Plans to give courts the power to dish out jail terms for data thieves have been dealt a fresh blow after being stalled once again in Parliament, despite support from MPs.
Bizarrely, legislation which allows new regulations to make imprisonment a possible penalty has already been passed. But the power to introduce the laws has never been acted on, much to the annoyance of the Information Commissioner Christopher Graham.
In an effort to get the go-ahead, Lord Marks of Henley-on-Thames had tabled an amendment to the draft Criminal Justice & Courts Bill which is currently going through Parliament.
However, he failed to move the amendment to a vote during a House of Lords debate on the Bill earlier this week after other peers slammed the timing of the proposals.
Lord Marks said: “I entirely accept that the complexity of these amendments, and the fact that the Government and the opposition have had so little time to consider them, means that it would be wrong of me to press them to the vote today.”
The penalty for committing a so-called Section 55 offence is a maximum £5,000 fine if the case is heard in a Magistrates Court and an unlimited fine for cases which go to a Crown Court.
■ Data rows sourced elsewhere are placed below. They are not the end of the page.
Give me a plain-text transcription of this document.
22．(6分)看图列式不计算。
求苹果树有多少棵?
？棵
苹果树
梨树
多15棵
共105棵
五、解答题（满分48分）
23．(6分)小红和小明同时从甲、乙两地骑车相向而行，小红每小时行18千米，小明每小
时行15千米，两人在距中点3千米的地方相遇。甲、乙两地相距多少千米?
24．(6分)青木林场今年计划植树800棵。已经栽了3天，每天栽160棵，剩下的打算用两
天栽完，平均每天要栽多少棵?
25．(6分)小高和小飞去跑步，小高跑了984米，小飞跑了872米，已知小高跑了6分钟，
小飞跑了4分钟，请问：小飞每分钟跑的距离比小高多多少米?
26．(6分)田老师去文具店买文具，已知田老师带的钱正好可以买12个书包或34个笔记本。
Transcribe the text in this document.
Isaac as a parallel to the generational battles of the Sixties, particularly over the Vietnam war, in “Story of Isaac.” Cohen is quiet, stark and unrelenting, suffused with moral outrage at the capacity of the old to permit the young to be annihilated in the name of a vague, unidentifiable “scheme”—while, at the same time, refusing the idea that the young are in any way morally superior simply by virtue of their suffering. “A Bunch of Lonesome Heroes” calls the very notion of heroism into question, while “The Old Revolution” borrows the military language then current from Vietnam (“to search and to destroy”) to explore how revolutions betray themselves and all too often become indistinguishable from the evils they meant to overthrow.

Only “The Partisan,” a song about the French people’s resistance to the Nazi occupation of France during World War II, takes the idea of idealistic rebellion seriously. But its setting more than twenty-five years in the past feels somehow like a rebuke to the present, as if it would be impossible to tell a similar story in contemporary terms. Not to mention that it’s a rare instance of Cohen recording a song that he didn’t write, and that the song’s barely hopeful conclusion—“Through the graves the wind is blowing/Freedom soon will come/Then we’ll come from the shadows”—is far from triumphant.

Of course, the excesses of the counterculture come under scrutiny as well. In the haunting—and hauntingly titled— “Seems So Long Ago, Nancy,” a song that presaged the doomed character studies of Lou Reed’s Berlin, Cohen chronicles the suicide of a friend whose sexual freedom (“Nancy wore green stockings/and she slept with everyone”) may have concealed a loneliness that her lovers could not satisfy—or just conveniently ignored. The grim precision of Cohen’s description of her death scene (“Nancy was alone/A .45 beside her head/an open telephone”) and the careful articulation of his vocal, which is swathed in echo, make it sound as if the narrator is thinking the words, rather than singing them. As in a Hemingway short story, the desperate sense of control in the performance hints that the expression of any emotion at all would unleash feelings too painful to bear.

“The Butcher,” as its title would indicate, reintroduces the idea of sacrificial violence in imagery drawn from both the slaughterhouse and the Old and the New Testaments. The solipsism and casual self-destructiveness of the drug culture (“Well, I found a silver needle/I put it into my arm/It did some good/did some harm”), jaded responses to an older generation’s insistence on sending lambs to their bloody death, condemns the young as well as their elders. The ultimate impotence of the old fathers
Under his amendment, anyone found guilty of that offence could be jailed for up to two years, as well as receive a fine.
“To put it bluntly, the threat of fines is frequently insufficient as a punishment,” Lord Marks said during the Lords debate. “There is a risk that payment of fines may be regarded and treated as no more than a necessary expense by [the] unscrupulous who act with intent to circumvent the Data Protection Act.”
All is not lost, however; Lord Marks suggested he may re-table the amendment again, alongside other proposals he has drafted, at a later stage of the Bill’s progress through the Lords.